There are currently no known cases in two neighboring countries that, like Liberia, have been devastated by Ebola for nearly two years. Sierra Leone was declared free of the disease earlier this month. A week ago, the last known patient with Ebola in Guinea, a 3-week-old girl, was found to have recovered. Forty-two days must pass without a new case of Ebola before a country can be declared free of the disease.

More than 11,300 people have died since the virus first emerged in December of 2013.

"What we are investigating is whether there has been contact with body fluids of someone with persistent virus," Harris said, referring to a person who has recovered from the disease but still harbors the virus in some part of the body.

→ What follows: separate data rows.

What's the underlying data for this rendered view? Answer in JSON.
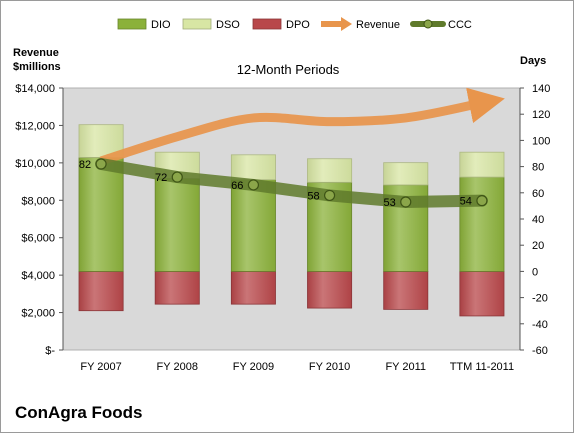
{
  "chart_data": {
    "type": "bar",
    "title": "12-Month Periods",
    "company": "ConAgra Foods",
    "left_axis_title_line1": "Revenue",
    "left_axis_title_line2": "$millions",
    "right_axis_title": "Days",
    "categories": [
      "FY 2007",
      "FY 2008",
      "FY 2009",
      "FY 2010",
      "FY 2011",
      "TTM 11-2011"
    ],
    "left_axis": {
      "min": 0,
      "max": 14000,
      "ticks": [
        0,
        2000,
        4000,
        6000,
        8000,
        10000,
        12000,
        14000
      ],
      "tick_labels": [
        "$-",
        "$2,000",
        "$4,000",
        "$6,000",
        "$8,000",
        "$10,000",
        "$12,000",
        "$14,000"
      ]
    },
    "right_axis": {
      "min": -60,
      "max": 140,
      "ticks": [
        -60,
        -40,
        -20,
        0,
        20,
        40,
        60,
        80,
        100,
        120,
        140
      ],
      "tick_labels": [
        "-60",
        "-40",
        "-20",
        "0",
        "20",
        "40",
        "60",
        "80",
        "100",
        "120",
        "140"
      ]
    },
    "series": [
      {
        "name": "DIO",
        "axis": "right",
        "values": [
          87,
          71,
          70,
          68,
          66,
          72
        ]
      },
      {
        "name": "DSO",
        "axis": "right",
        "values": [
          25,
          20,
          19,
          18,
          17,
          19
        ]
      },
      {
        "name": "DPO",
        "axis": "right",
        "values": [
          -30,
          -25,
          -25,
          -28,
          -29,
          -34
        ]
      },
      {
        "name": "Revenue",
        "axis": "left",
        "values": [
          10100,
          11400,
          12400,
          12200,
          12400,
          13200
        ]
      },
      {
        "name": "CCC",
        "axis": "right",
        "values": [
          82,
          72,
          66,
          58,
          53,
          54
        ]
      }
    ],
    "ccc_labels": [
      "82",
      "72",
      "66",
      "58",
      "53",
      "54"
    ],
    "legend_position": "top",
    "grid": false
  },
  "colors": {
    "dio": "#8bb13a",
    "dso": "#d8e6a4",
    "dpo": "#b8474a",
    "revenue": "#e8954c",
    "ccc": "#5f7a2b",
    "plot_bg": "#d9d9d9"
  }
}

The Ebola virus has been detected in semen and earlier this year, an American doctor who contracted the disease while working in a hospital in Sierra Leone and then later recovered, was found to have the virus still present in one of his eyes.

The new cluster of cases in Liberia emerged in a suburb of the capital city of Monrovia. A 10-year-old boy was diagnosed and then the boy's father and brother tested positive for Ebola, according to Reuters. All three are being treated at a clinic in Monrovia.

Liberia has twice before been declared Ebola free, on May 9 and then again on Sept. 3. In between, six new cases were uncovered. Two of those patients died.